ISLAMTODAY ID-Upaya kudeta di Mali terjadi di tengah ketegangan dengan Prancis.
Sekelompok perwira Mali mencoba kudeta minggu lalu dengan bantuan negara Barat, pemerintah di Bamako telah mengumumkan.
Sementara pemerintah militer tidak menyebutkan tersangka pelaku asing, pengumuman itu muncul di tengah memburuknya hubungan yang sedang berlangsung dengan mantan penguasa kolonial Mali, Prancis.
“Sekelompok kecil perwira anti-progresif Mali dan bintara berusaha melakukan kudeta pada malam 11-12 Mei 2022,” uajr juru bicara pemerintah Kolonel Abdoulaye Maiga di TV nasional pada Senin (16/5) malam, seperti dilansir dari RT, Selasa (17/5).
“Para prajurit ini didukung oleh negara Barat. Upaya itu gagal berkat kewaspadaan dan profesionalisme pasukan pertahanan dan keamanan Mali.”
Pemerintah mengecam “serangan keterlaluan terhadap keamanan negara, yang tujuannya adalah untuk menghalangi — atau bahkan memusnahkan — upaya substansial untuk mengamankan negara kita dan kembali ke tatanan konstitusional yang menjamin perdamaian dan stabilitas” di Mali, tetapi hanya memberikan sedikit rincian tentang rencana yang diduga.
Satu sumber militer anonim mengatakan kepada Al-Jazeera bahwa sekitar 10 orang telah ditangkap sejauh ini.

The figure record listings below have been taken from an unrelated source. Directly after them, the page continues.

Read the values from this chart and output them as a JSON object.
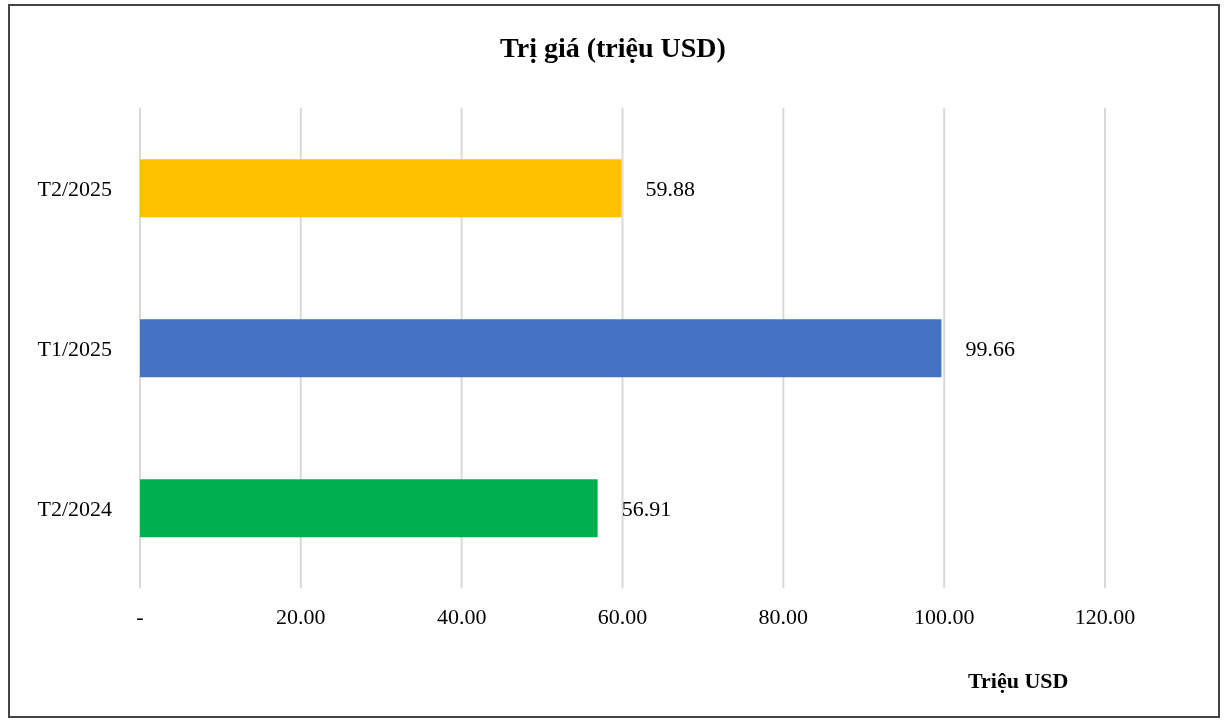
{
  "chart_data": {
    "type": "bar",
    "orientation": "horizontal",
    "title": "Trị giá (triệu USD)",
    "xlabel": "Triệu USD",
    "categories": [
      "T2/2025",
      "T1/2025",
      "T2/2024"
    ],
    "values": [
      59.88,
      99.66,
      56.91
    ],
    "colors": [
      "#ffc000",
      "#4472c4",
      "#00b050"
    ],
    "xlim": [
      0,
      120
    ],
    "xticks": [
      {
        "value": 0,
        "label": "-"
      },
      {
        "value": 20,
        "label": "20.00"
      },
      {
        "value": 40,
        "label": "40.00"
      },
      {
        "value": 60,
        "label": "60.00"
      },
      {
        "value": 80,
        "label": "80.00"
      },
      {
        "value": 100,
        "label": "100.00"
      },
      {
        "value": 120,
        "label": "120.00"
      }
    ],
    "grid": "x",
    "data_labels": true
  }
}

Pemerintah telah mengkonfirmasi bahwa keamanan di pos-pos pemeriksaan di sekitar ibu kota telah ditingkatkan dalam upaya untuk menangkap kaki tangan yang mungkin masih buron.
Klaim kudeta yang gagal datang pada hari yang sama ketika Mali menarik diri dari Pasukan G5 Sahel, sebuah upaya multinasional untuk melawan militan Islam di wilayah tersebut.
Kelompok beranggotakan lima orang yang dibentuk pada 2017 juga termasuk Chad, Burkina Faso, Mauritania, dan Nigeria.
Mali saat ini diperintah oleh Presiden sementara Assimi Goita, seorang kolonel tentara yang memimpin kudeta militer 2020 melawan Presiden Ibrahim Boubacar Keita – serta kudeta Mei 2021 terhadap penggantinya Bah N’Daw.
Setelah kudeta tahun 2021, pemerintah Goita telah dituduh oleh kekuatan Barat mengundang kontraktor militer swasta Rusia untuk membantu Bamako memerangi gerilyawan Islam di utara.
Sementara itu, hubungan Bamako dengan Paris terus memburuk. Atas desakan Goita, Prancis menarik pasukannya keluar dari Mali pada Februari.
Negara tersebut membuang media pemerintah Prancis pada bulan Maret, menuduh mereka menerbitkan laporan palsu tentang pelanggaran hak asasi manusia.
Awal bulan ini, Mali memutuskan kesepakatan pertahanan dengan Paris, dengan alasan “pelanggaran mencolok” kedaulatannya oleh pasukan Prancis.